🤖 AI Summary
To address the heavy reliance on large-scale real images and high computational resources in image restoration, this paper proposes a lightweight, training-free data adaptation paradigm. Methodologically, it introduces (1) FluxGen—a “generation-as-collection” synthetic data pipeline built upon the pre-trained DiT model Flux—to autonomously generate high-fidelity prior samples; and (2) FluxIR—a low-overhead adapter with squeeze-and-excitation mechanisms—for targeted fine-tuning of the Flux backbone. Crucially, the approach eliminates the need for real-image acquisition and large-scale retraining. It achieves state-of-the-art performance on both synthetic and real-world degraded datasets, attaining superior PSNR/SSIM scores and visual quality. Moreover, its training cost is merely 8.5% of that of the current best method, significantly improving computational efficiency and enhancing privacy preservation.
📝 Abstract
Recently, pre-trained text-to-image (T2I) models have been extensively adopted for real-world image restoration because of their powerful generative prior.

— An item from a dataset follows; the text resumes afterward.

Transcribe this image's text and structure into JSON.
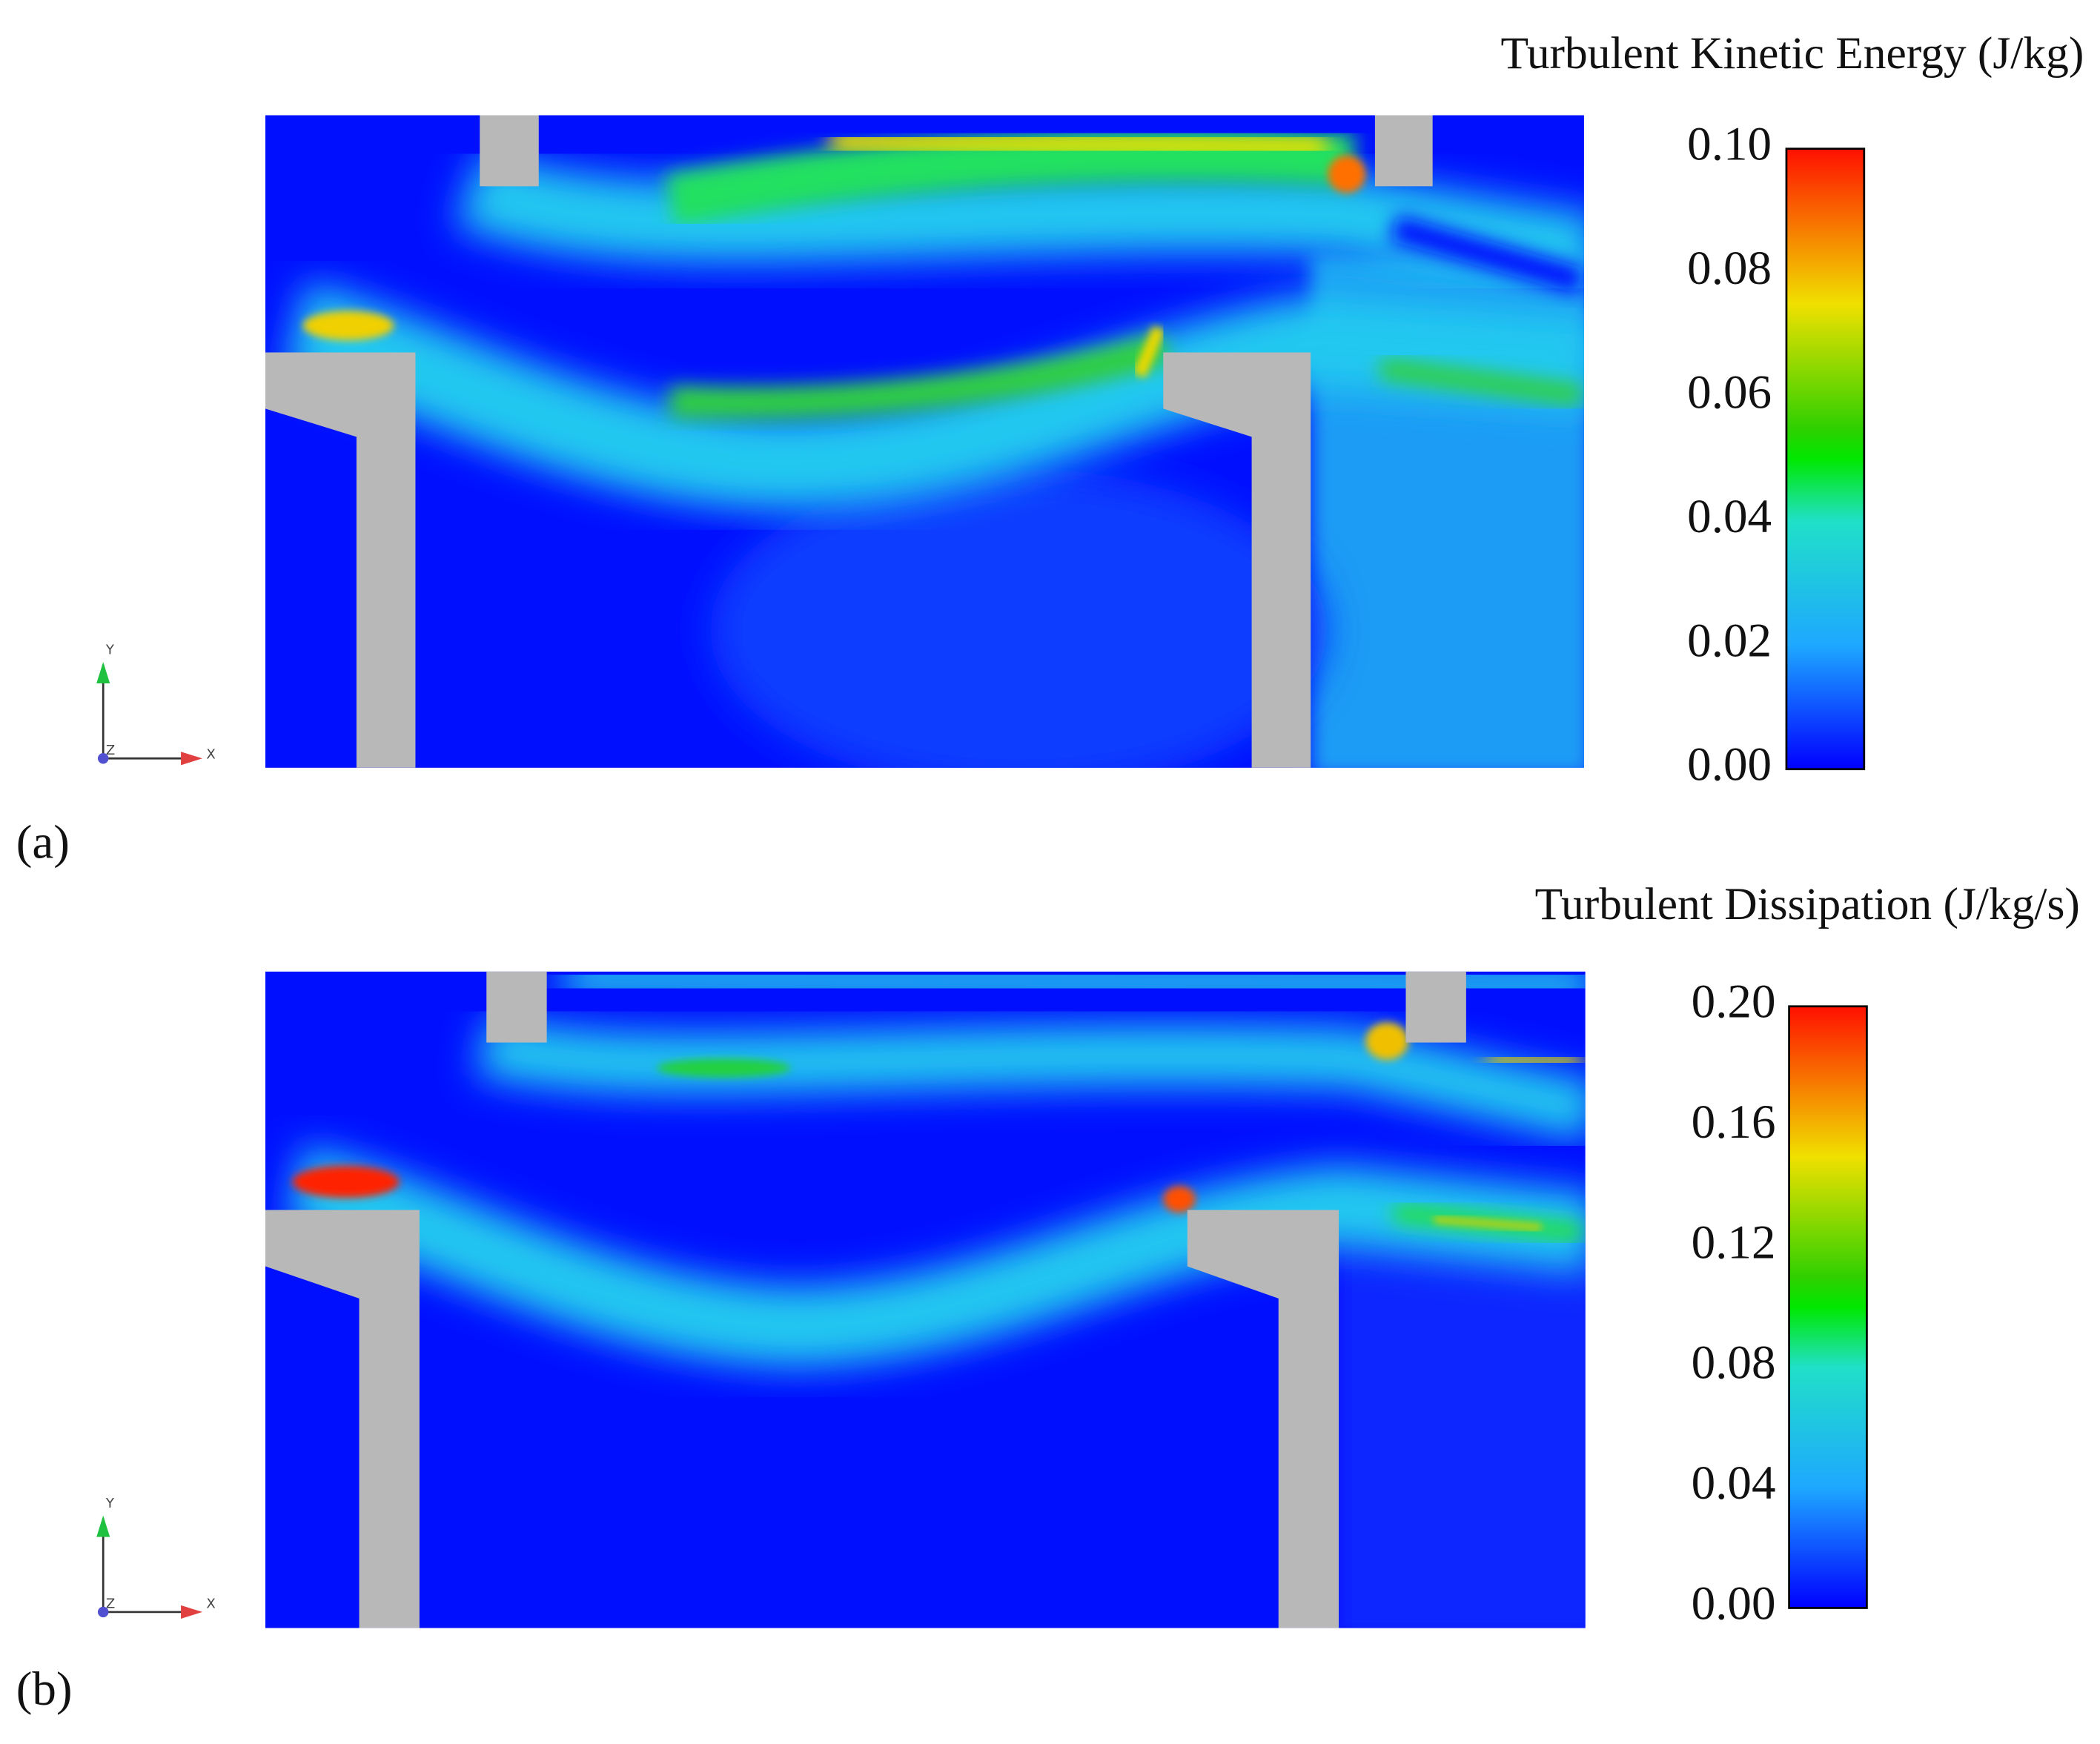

However, controlling these large models for image restoration usually requires a large number of high-quality images and immense computational resources for training, which is costly and not privacy-friendly. In this paper, we find that the well-trained large T2I model (i.e., Flux) is able to produce a variety of high-quality images aligned with real-world distributions, offering an unlimited supply of training samples to mitigate the above issue. Specifically, we proposed a training data construction pipeline for image restoration, namely FluxGen, which includes unconditional image generation, image selection, and degraded image simulation. A novel light-weighted adapter (FluxIR) with squeeze-and-excitation layers is also carefully designed to control the large Diffusion Transformer (DiT)-based T2I model so that reasonable details can be restored. Experiments demonstrate that our proposed method enables the Flux model to adapt effectively to real-world image restoration tasks, achieving superior scores and visual quality on both synthetic and real-world degradation datasets - at only about 8.5% of the training cost compared to current approaches.